Wer wird Parteivorsitzender der CDU?

30. November 2018

Derzeit erleben wir einen fairen Wettbewerb zwischen drei qualifizierten Kandidaten Annegret Kramp-Karrenbauer, Friedrich Merz und Jens Spahn für das Amt des Parteivorsitzenden. Die Regionalkonferenzen sind sehr stark besucht, die Reden und Diskussionen vielfältig und hochwertig.

Ganz Deutschland diskutiert, wer Nachfolger von Angela Merkel wird. Mitreisende im Zug und Menschen im Supermarkt sprechen mich darauf an. Sie wissen, dass der neue Vorsitzende der CDU vielleicht auch ab 2021 Bundeskanzler sein wird.

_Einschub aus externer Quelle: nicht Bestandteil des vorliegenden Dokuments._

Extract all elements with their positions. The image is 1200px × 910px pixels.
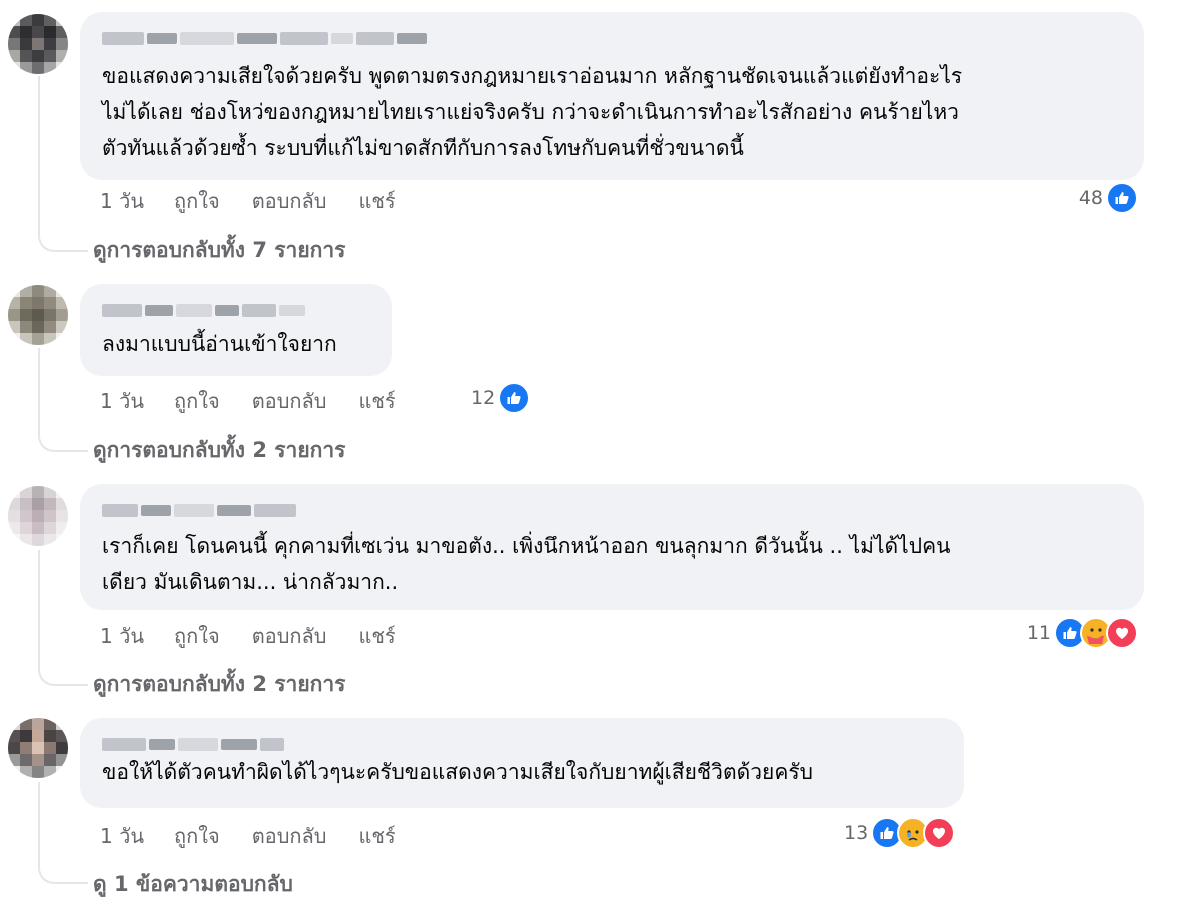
reply-button[interactable]: ตอบกลับ [252, 820, 327, 852]
comment-text: ลงมาแบบนี้อ่านเข้าใจยาก [102, 332, 337, 356]
reply-button[interactable]: ตอบกลับ [252, 385, 327, 417]
commenter-name[interactable] [102, 302, 370, 318]
view-replies-link[interactable]: ดู 1 ข้อความตอบกลับ [93, 868, 293, 901]
avatar[interactable] [8, 486, 68, 546]
reaction-count: 11 [1026, 622, 1051, 644]
comment-bubble: ลงมาแบบนี้อ่านเข้าใจยาก [80, 284, 392, 376]
reaction-count: 13 [844, 822, 869, 844]
commenter-name[interactable] [102, 736, 942, 752]
share-button[interactable]: แชร์ [358, 820, 395, 852]
thread-line [38, 782, 40, 864]
thread-connector [38, 432, 88, 452]
reply-button[interactable]: ตอบกลับ [252, 620, 327, 652]
comment-time[interactable]: 1 วัน [100, 385, 144, 417]
reaction-count: 48 [1078, 187, 1103, 209]
reaction-summary[interactable]: 13 [844, 817, 956, 849]
thread-line [38, 550, 40, 666]
comment-actions: 1 วัน ถูกใจ ตอบกลับ แชร์ [100, 185, 428, 217]
like-icon [1106, 182, 1138, 214]
comment-actions: 1 วัน ถูกใจ ตอบกลับ แชร์ [100, 620, 428, 652]
commenter-name[interactable] [102, 502, 1122, 518]
comment-actions: 1 วัน ถูกใจ ตอบกลับ แชร์ [100, 385, 428, 417]
share-button[interactable]: แชร์ [358, 385, 395, 417]
love-icon [1106, 617, 1138, 649]
like-button[interactable]: ถูกใจ [174, 185, 220, 217]
avatar[interactable] [8, 14, 68, 74]
like-button[interactable]: ถูกใจ [174, 385, 220, 417]
view-replies-link[interactable]: ดูการตอบกลับทั้ง 7 รายการ [93, 234, 345, 267]
view-replies-link[interactable]: ดูการตอบกลับทั้ง 2 รายการ [93, 668, 345, 701]
commenter-name[interactable] [102, 30, 1122, 46]
share-button[interactable]: แชร์ [358, 185, 395, 217]
comment-actions: 1 วัน ถูกใจ ตอบกลับ แชร์ [100, 820, 428, 852]
comment-time[interactable]: 1 วัน [100, 185, 144, 217]
comment-time[interactable]: 1 วัน [100, 820, 144, 852]
avatar[interactable] [8, 285, 68, 345]
thread-line [38, 348, 40, 432]
comment-text: เราก็เคย โดนคนนี้ คุกคามที่เซเว่น มาขอตั… [102, 534, 951, 594]
comment-bubble: ขอให้ได้ตัวคนทำผิดได้ไวๆนะครับขอแสดงความ… [80, 718, 964, 808]
view-replies-link[interactable]: ดูการตอบกลับทั้ง 2 รายการ [93, 434, 345, 467]
reply-button[interactable]: ตอบกลับ [252, 185, 327, 217]
comment-time[interactable]: 1 วัน [100, 620, 144, 652]
reaction-count: 12 [471, 387, 496, 409]
comment-text: ขอแสดงความเสียใจด้วยครับ พูดตามตรงกฎหมาย… [102, 64, 963, 160]
reaction-summary[interactable]: 11 [1027, 617, 1138, 649]
comment-bubble: เราก็เคย โดนคนนี้ คุกคามที่เซเว่น มาขอตั… [80, 484, 1144, 610]
comment-bubble: ขอแสดงความเสียใจด้วยครับ พูดตามตรงกฎหมาย… [80, 12, 1144, 180]
reaction-summary[interactable]: 12 [471, 382, 531, 414]
love-icon [923, 817, 956, 849]
thread-connector [38, 232, 88, 252]
share-button[interactable]: แชร์ [358, 620, 395, 652]
like-icon [498, 382, 531, 414]
reaction-summary[interactable]: 48 [1079, 182, 1138, 214]
thread-connector [38, 666, 88, 686]
like-button[interactable]: ถูกใจ [174, 820, 220, 852]
thread-connector [38, 864, 88, 884]
avatar[interactable] [8, 718, 68, 778]
like-button[interactable]: ถูกใจ [174, 620, 220, 652]
thread-line [38, 76, 40, 232]
comment-text: ขอให้ได้ตัวคนทำผิดได้ไวๆนะครับขอแสดงความ… [102, 760, 814, 784]
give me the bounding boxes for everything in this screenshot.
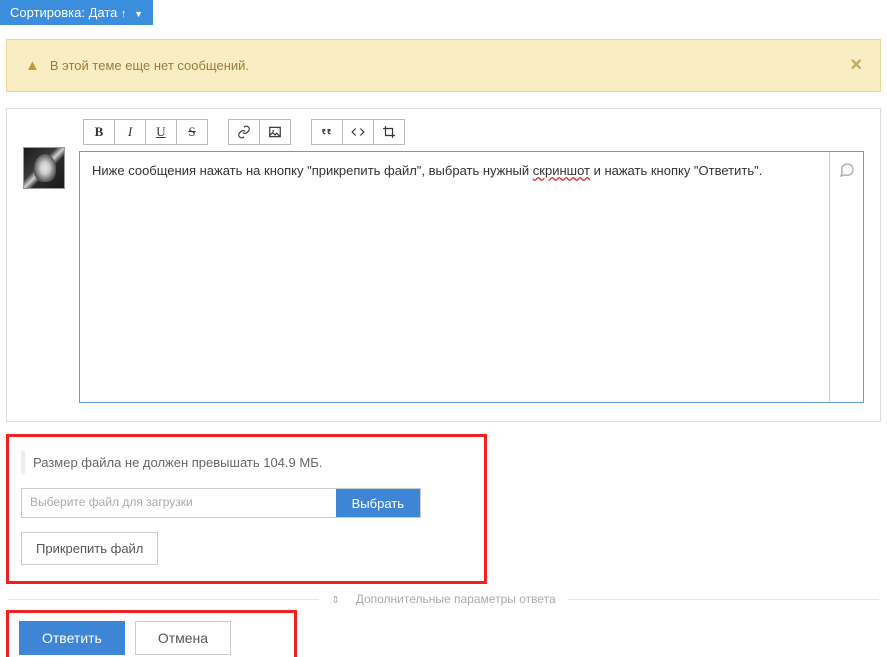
actions-section: Ответить Отмена: [6, 610, 297, 657]
link-icon: [237, 125, 251, 139]
bold-button[interactable]: B: [83, 119, 115, 145]
file-size-note: Размер файла не должен превышать 104.9 М…: [21, 451, 472, 474]
extra-params-toggle[interactable]: ⇕Дополнительные параметры ответа: [0, 592, 887, 606]
avatar: [23, 147, 65, 189]
textarea-container: Ниже сообщения нажать на кнопку "прикреп…: [79, 151, 864, 403]
attach-file-button[interactable]: Прикрепить файл: [21, 532, 158, 565]
code-icon: [351, 125, 365, 139]
warning-icon: ▲: [25, 57, 40, 74]
expand-icon: ⇕: [325, 595, 345, 606]
crop-button[interactable]: [373, 119, 405, 145]
sort-direction-icon: ↑: [121, 8, 127, 20]
quote-button[interactable]: [311, 119, 343, 145]
file-input[interactable]: Выберите файл для загрузки: [22, 489, 336, 517]
image-button[interactable]: [259, 119, 291, 145]
submit-button[interactable]: Ответить: [19, 621, 125, 655]
cancel-button[interactable]: Отмена: [135, 621, 231, 655]
image-icon: [268, 125, 282, 139]
browse-button[interactable]: Выбрать: [336, 489, 420, 517]
alert-banner: ▲ В этой теме еще нет сообщений. ×: [6, 39, 881, 92]
alert-message: В этой теме еще нет сообщений.: [50, 58, 249, 73]
sort-field: Дата: [89, 5, 118, 20]
strikethrough-button[interactable]: S: [176, 119, 208, 145]
speech-button[interactable]: [829, 152, 863, 402]
speech-bubble-icon: [839, 162, 855, 178]
italic-button[interactable]: I: [114, 119, 146, 145]
editor-toolbar: B I U S: [79, 119, 864, 145]
code-button[interactable]: [342, 119, 374, 145]
chevron-down-icon: ▼: [134, 9, 143, 19]
message-textarea[interactable]: Ниже сообщения нажать на кнопку "прикреп…: [80, 152, 829, 402]
quote-icon: [320, 125, 334, 139]
underline-button[interactable]: U: [145, 119, 177, 145]
editor-container: B I U S: [6, 108, 881, 422]
upload-section: Размер файла не должен превышать 104.9 М…: [6, 434, 487, 584]
sort-dropdown[interactable]: Сортировка: Дата ↑ ▼: [0, 0, 153, 25]
close-icon[interactable]: ×: [850, 54, 862, 77]
link-button[interactable]: [228, 119, 260, 145]
sort-label: Сортировка:: [10, 5, 85, 20]
file-input-row: Выберите файл для загрузки Выбрать: [21, 488, 421, 518]
crop-icon: [382, 125, 396, 139]
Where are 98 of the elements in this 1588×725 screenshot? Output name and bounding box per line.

Bei der Wahl ein gutes Personalangebot zu haben, ist ein erfreulicher Luxus, um den uns andere Parteien beneiden. So kurz vor dem Parteitag bildet sich meine persönliche Haltung heraus: Ich unterstütze Annegret Kramp-Karrenbauer. Sie repräsentiert am besten die ganze Breite der CDU mit ihren drei Wurzeln: Den Konservatismus, den Bürgerlichen Liberalismus und das Christlich-Soziale. Sie war eine außerordentlich erfolgreiche Ministerpräsidentin. Sie hat im Saarland den Strukturwandel geschafft und die Verwaltung verschlankt und entbürokratisiert. Und sie leistet seit vielen Jahren intensive Parteiarbeit in der CDU. Der aktuelle Antrag zur Erneuerung der Sozialen Marktwirtschaft, eine wesentliche Forderung der Wirtschaft und des Mittelstands in der Union, trägt ihre Handschrift. Der Weg zu einem neuen Grundsatzprogramm der CDU wird maßgeblich von ihr gestaltet.

Von allen drei Kandidaten erwarte ich, dass sie sich auch nach dem Parteitag voll in die CDU einbringen und den Vorsitzenden uneingeschränkt unterstützen, auch wenn sie unterliegen.